Where is the logic in the Palace rationalizing for an indefinite period whether or not it should issue an official apology of Noynoy to Taiwan to end a needless international conflict?
It seems that Malacañang has lost all its mental faculties in the manure that had piled up out of its hubris to withhold a civilized act.
The death of the Taiwanese was an accident as a result of that country’s fishing vessel intruding into Philippine territory as claimed by the Philippine Coast Guard and which needs proving in the investigation being done by both countries.

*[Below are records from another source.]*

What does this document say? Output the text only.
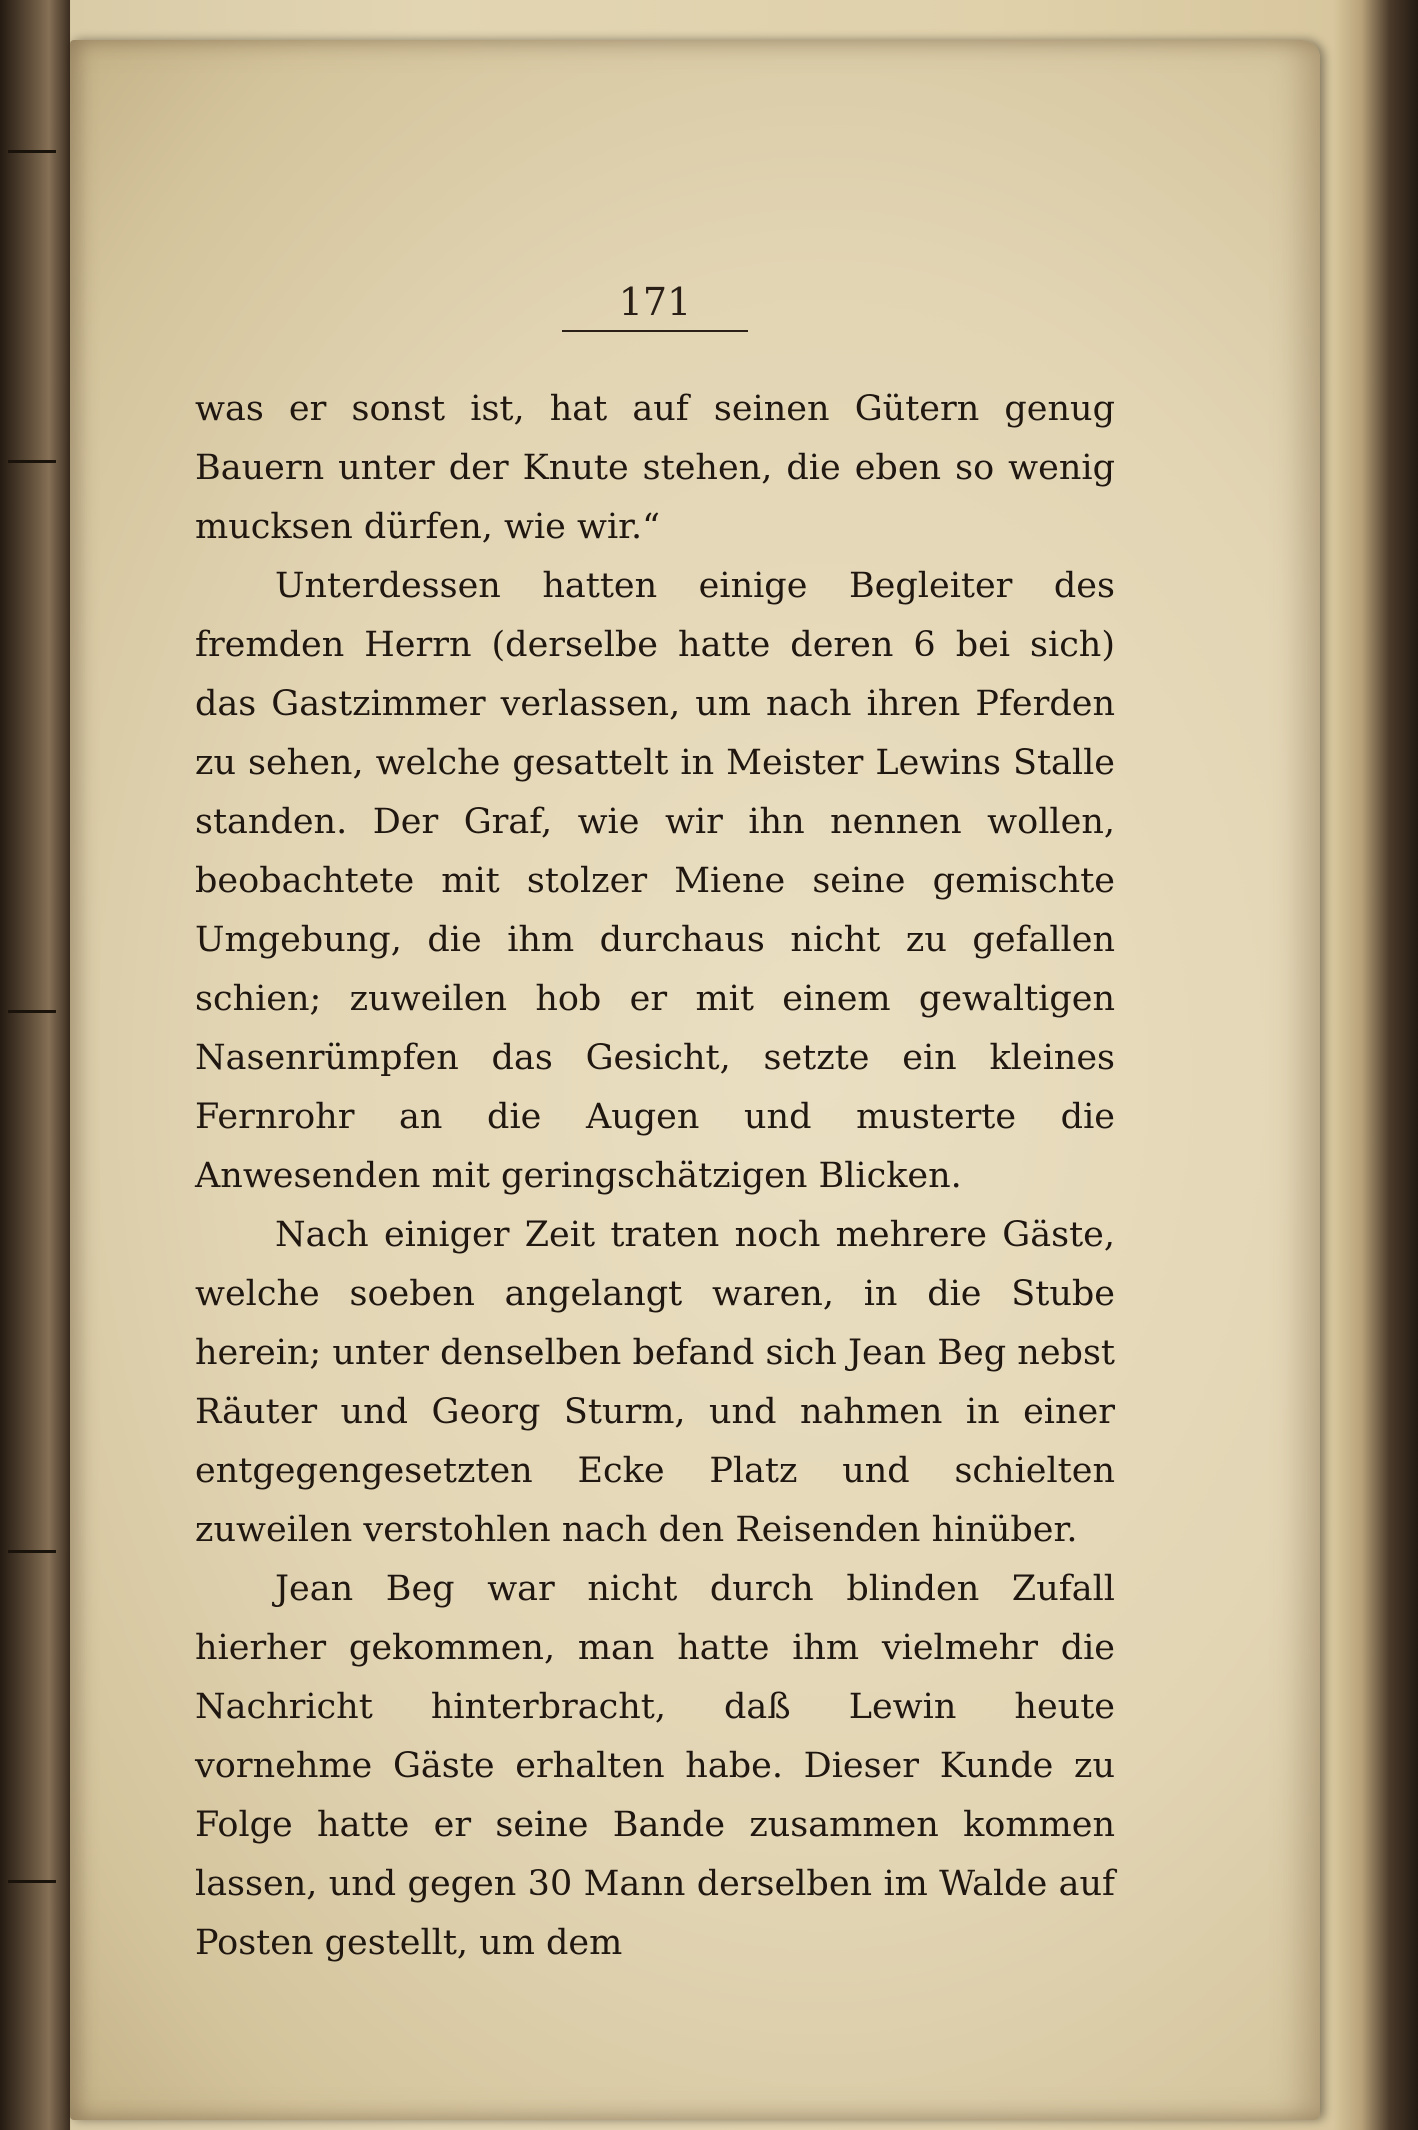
171

was er sonst ist, hat auf seinen Gütern genug Bauern unter der Knute stehen, die eben so wenig mucksen dürfen, wie wir.“

Unterdessen hatten einige Begleiter des fremden Herrn (derselbe hatte deren 6 bei sich) das Gastzimmer verlassen, um nach ihren Pferden zu sehen, welche gesattelt in Meister Lewins Stalle standen. Der Graf, wie wir ihn nennen wollen, beobachtete mit stolzer Miene seine gemischte Umgebung, die ihm durchaus nicht zu gefallen schien; zuweilen hob er mit einem gewaltigen Nasenrümpfen das Gesicht, setzte ein kleines Fernrohr an die Augen und musterte die Anwesenden mit geringschätzigen Blicken.

Nach einiger Zeit traten noch mehrere Gäste, welche soeben angelangt waren, in die Stube herein; unter denselben befand sich Jean Beg nebst Räuter und Georg Sturm, und nahmen in einer entgegengesetzten Ecke Platz und schielten zuweilen verstohlen nach den Reisenden hinüber.

Jean Beg war nicht durch blinden Zufall hierher gekommen, man hatte ihm vielmehr die Nachricht hinterbracht, daß Lewin heute vornehme Gäste erhalten habe. Dieser Kunde zu Folge hatte er seine Bande zusammen kommen lassen, und gegen 30 Mann derselben im Walde auf Posten gestellt, um dem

But the fact that a life was lost in the process evinces the need for a formal expression of regret that continues to be withheld.

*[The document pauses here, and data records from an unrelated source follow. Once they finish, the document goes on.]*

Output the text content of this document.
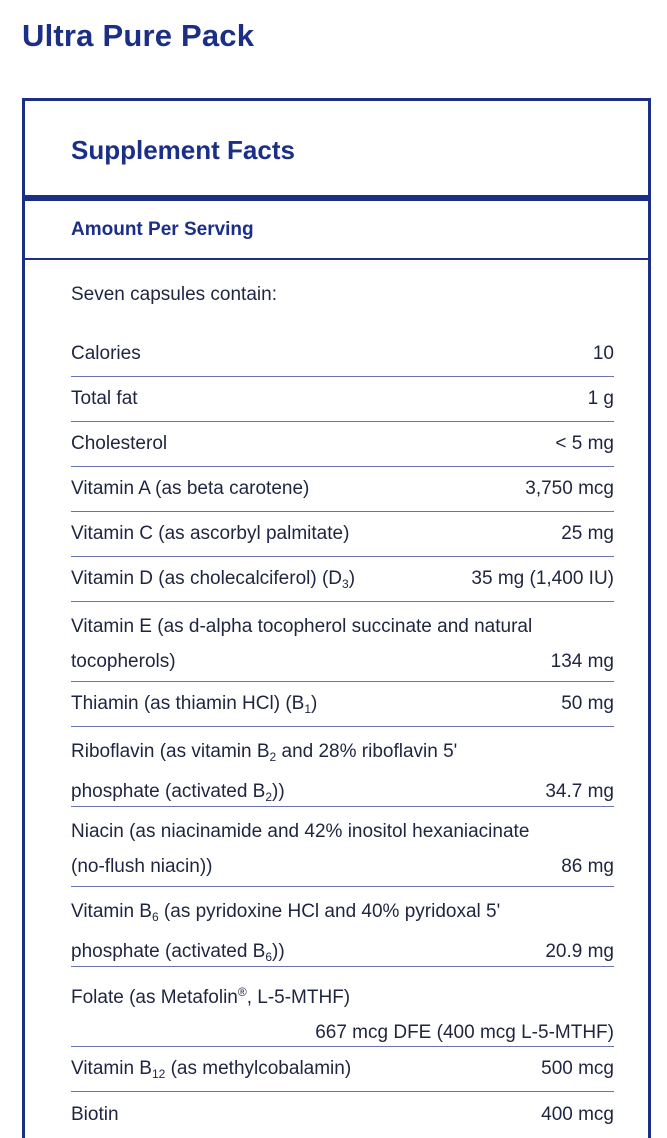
Ultra Pure Pack
Supplement Facts
Amount Per Serving
Seven capsules contain:
Calories	10
Total fat	1 g
Cholesterol	< 5 mg
Vitamin A (as beta carotene)	3,750 mcg
Vitamin C (as ascorbyl palmitate)	25 mg
Vitamin D (as cholecalciferol) $(D_3)$	35 mg (1,400 IU)
Vitamin E (as d-alpha tocopherol succinate and natural
tocopherols)	134 mg
Thiamin (as thiamin HCl) $(B_1)$	50 mg
Riboflavin (as vitamin $B_2$ and 28% riboflavin 5'
phosphate (activated $B_2$))	34.7 mg
Niacin (as niacinamide and 42% inositol hexaniacinate
(no-flush niacin))	86 mg
Vitamin $B_6$ (as pyridoxine HCl and 40% pyridoxal 5'
phosphate (activated $B_6$))	20.9 mg
Folate (as Metafolin®, L-5-MTHF)
667 mcg DFE (400 mcg L-5-MTHF)
Vitamin $B_{12}$ (as methylcobalamin)	500 mcg
Biotin	400 mcg
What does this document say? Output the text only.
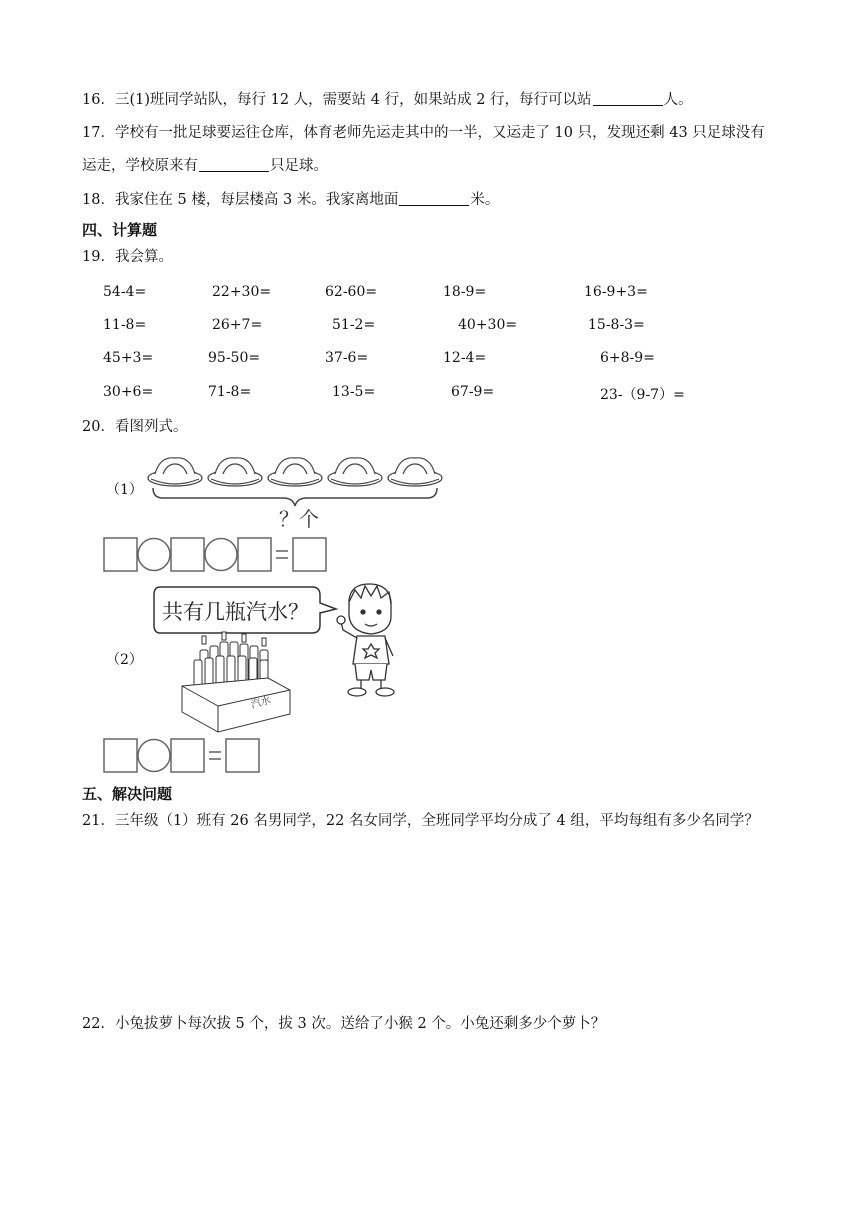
16．三(1)班同学站队，每行 12 人，需要站 4 行，如果站成 2 行，每行可以站	人。
17．学校有一批足球要运往仓库，体育老师先运走其中的一半，又运走了 10 只，发现还剩 43 只足球没有
运走，学校原来有	只足球。
18．我家住在 5 楼，每层楼高 3 米。我家离地面	米。
四、计算题
19．我会算。
54-4=	22+30=	62-60=	18-9=	16-9+3=
11-8=	26+7=	51-2=	40+30=	15-8-3=
45+3=	95-50=	37-6=	12-4=	6+8-9=
30+6=	71-8=	13-5=	67-9=	23-（9-7）=
20．看图列式。
（1）
？个
共有几瓶汽水？
（2）
汽水
五、解决问题
21．三年级（1）班有 26 名男同学，22 名女同学，全班同学平均分成了 4 组，平均每组有多少名同学？
22．小兔拔萝卜每次拔 5 个，拔 3 次。送给了小猴 2 个。小兔还剩多少个萝卜？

The One-China policy is being bandied about as the complication in the process of handing out a government apology to Taiwan and that China, according to Manila Economic Cooperation Office (MECO), the de facto embassy in Taiwan, and some Palace officials, may react negatively to a Noynoy apology and treat it as an official engagement of the Philippines with Taiwanese officials.
Leadership is all about taking the consequences of an act deemed right or proper and in the current rift with Taiwan, the only proper response from Noynoy is to issue an apology and deal with China later.
An apology cannot be taken as a break or even a threat to formal relations with China, which itself had sided with Taiwan on the issue.
The lack of reason in the stable of Noynoy sticks out like a sore thumb on the administration’s indecisiveness on the Taiwan issue.
The leadership vacuum was even mistaken by Taiwan as stubbornness of Noynoy in rejecting an act of contrition.
In a sense, the absence of any action from Noynoy after the death of the Taiwanese fanned the anger in the island territory which Filipino expatriates are now being forced to endure.
Taiwan said the expressions of regret informally through the designated low-level emissaries were inadequate which Noynoy then responded to, by tiptoeing an expression of regret to maintain a safe distance which the Palace believes will prevent irritating China.
In the process, the belated apology sent through a MECO official further aggravated the sense of disregard Taiwan had accused the administration of Noynoy.
Worse, the government apparently rejected the holding of a joint probe on the incident after the Taiwanese team sent to the country left in a huff during the weekend, after some of its members told a media briefing that fisherman Hung Shih-Cheng was murdered by Philippine state forces.
The apparent outburst from the Taiwanese, however, resulted from what the investigators said was the refusal of the Philippine government to cooperate in the probe.
They may be right at that, because from the start, there was that hard line position of the Palace and the Justice chief on their refusal for a joint probe, again using the One China policy, which is absurd.
The team was resent to the country by its government seeking a joint probe but was turned down with Justice Secretary Leila de Lima saying that a parallel, not a joint probe would be undertaken.
The probe, however, is more crucial for the interest of the Taiwanese who see themselves as the aggrieved party on the incident rather than the Filipinos, who all except for Noynoy’s pea-brained advisers acknowledge the need for a public apology as what Taiwan is demanding.
The absence of a resolute action from Noynoy, meanwhile, has been exploited by China to add pressure to the Philippines amid a territorial conflict.
The sum is a total loss for national interest.